Anche Tony McMichael, ormai vent’anni fa, proponeva un approccio circolare tra Malattia, uomo e ambiente e nel suo libro, attuale più che mai, si delinea un affresco dell’intera storia dell’adattamento della specie umana alle mutazioni dell’ambiente e le conseguenze che ciò ha avuto sulla salute. Dovrebbe essere una lettura obbligatoria per comprendere quello che sta accadendo oggi.

Per gran parte della storia umana, l’atmosfera, l’acqua potabile, il suolo e le specie di cui ci nutriamo sono stati trattati come un insieme di “beni liberamente disponibili”, così le comunità umane hanno saccheggiato le risorse naturali. Il risultato è che oggi il nostro capitale ambientale si sta rapidamente esaurendo e, a questo punto, stiamo chiaramente operando “in rosso”. Abbiamo modificato le condizioni di vita sulla Terra, ma fino al Covid-19 abbiamo bellamente ignorato le conseguenze a lungo termine di questi cambiamenti (c’è ancora qualcuno che nega i cambiamenti climatici).

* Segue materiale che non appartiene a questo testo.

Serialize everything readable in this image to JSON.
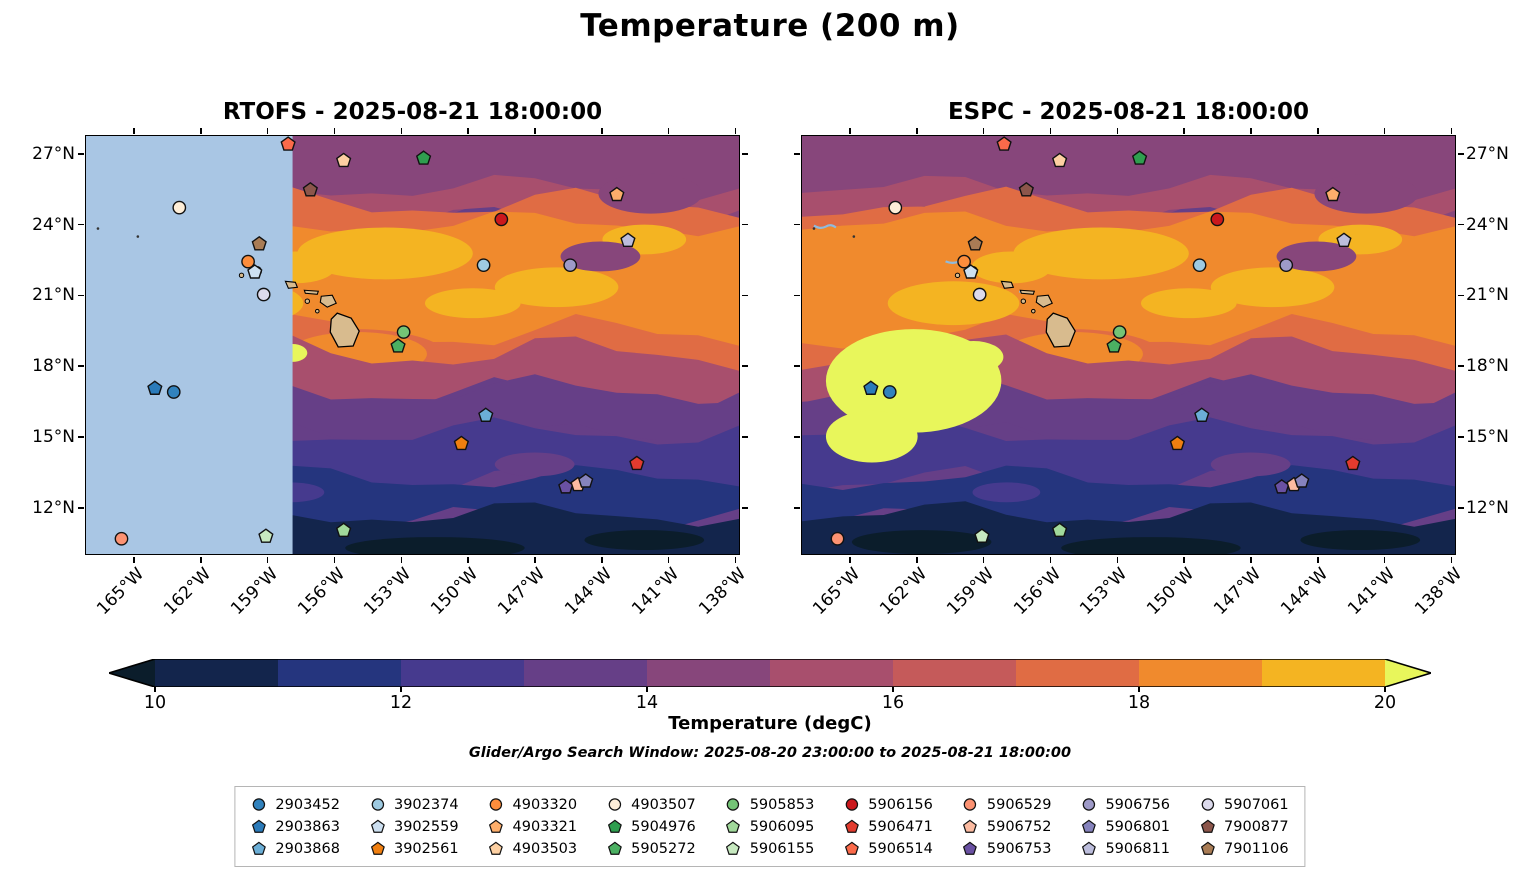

Per fare di questa crisi mondiale un’occasione di positivo cambiamento dobbiamo chiederci seriamente come dare un nuovo orientamento alle nostre priorità sociali ed economiche, privilegiare la conservazione e il riutilizzo rispetto al consumo e allo spreco. E altrettanto seriamente dobbiamo aprire gli occhi sui rischi per la nostra salute: la pandemia di Covid-19 almeno a questo dovrebbe servire. Continuare ad abbattere le foreste, inquinare i mari e l’aria significa condannarci a morte.

È necessario affrontare in maniera più globale il problema dello stato di salute della popolazione, tenendo conto delle nostre interazioni con l’ambiente naturale, con le altre specie viventi e con i loro complessi ecosistemi. Citando McMichael, “ai precetti classici della scienza sperimentale, che fraziona le realtà complesse in parti gestibili e specificabili, si contrappone la consapevolezza che il tutto è solitamente qualcosa di più grande, e spesso di molto diverso dalla somma delle sue parti.”

In tutti i casi in cui l’habitat naturale viene sconvolto o frazionato, con la conseguente riduzione delle biodiversità, l’uso del suolo incide sullo stato di salute dell’uomo. L’indebolimento degli ecosistemi e il disordine che ne risulta consente la proliferazione di specie opportuniste, molte delle quali trasmettono agenti infettivi. La diminuzione dei predatori dà spazio alla moltiplicazione delle loro abituali prede, come i roditori, gli insetti e le alghe, e da qui, per esempio, la proliferazione delle zanzare incrementa la trasmissione della malaria, della dengue, della febbre gialla, della filariosi… L’elenco potrebbe essere molto lungo, e la storia si ripete.

McMichael conclude il suo voluminoso e illuminante libro dicendo che l’elemento centrale dell’evoluzione umana nel corso di due milioni di anni è stato il cervello, di struttura complessa e di grandi dimensioni. Quest’organo ha conferito all’uomo la coscienza, il pensiero astratto, la capacità di anticipare e pianificare e ha dato vita alla nostra complessa cultura e tecnologia. L’uomo ha così anche trovato la maniera di vivere scavalcando le barriere ecologiche che pongono rigidi vincoli alle altre specie dando prova di spavalderia ma anche capacità di adattamento, versatilità, talento per l’improvvisazione e inventiva. La nostra è l’unica specie dotata della facoltà di immaginare un futuro lontano e di intervenire con strumenti adeguati a determinare gli sviluppi ambientali a lungo termine.
Ebbene, il cervello umano, che è all’origine del problema, potrebbe ancora fornire la soluzione: usiamolo!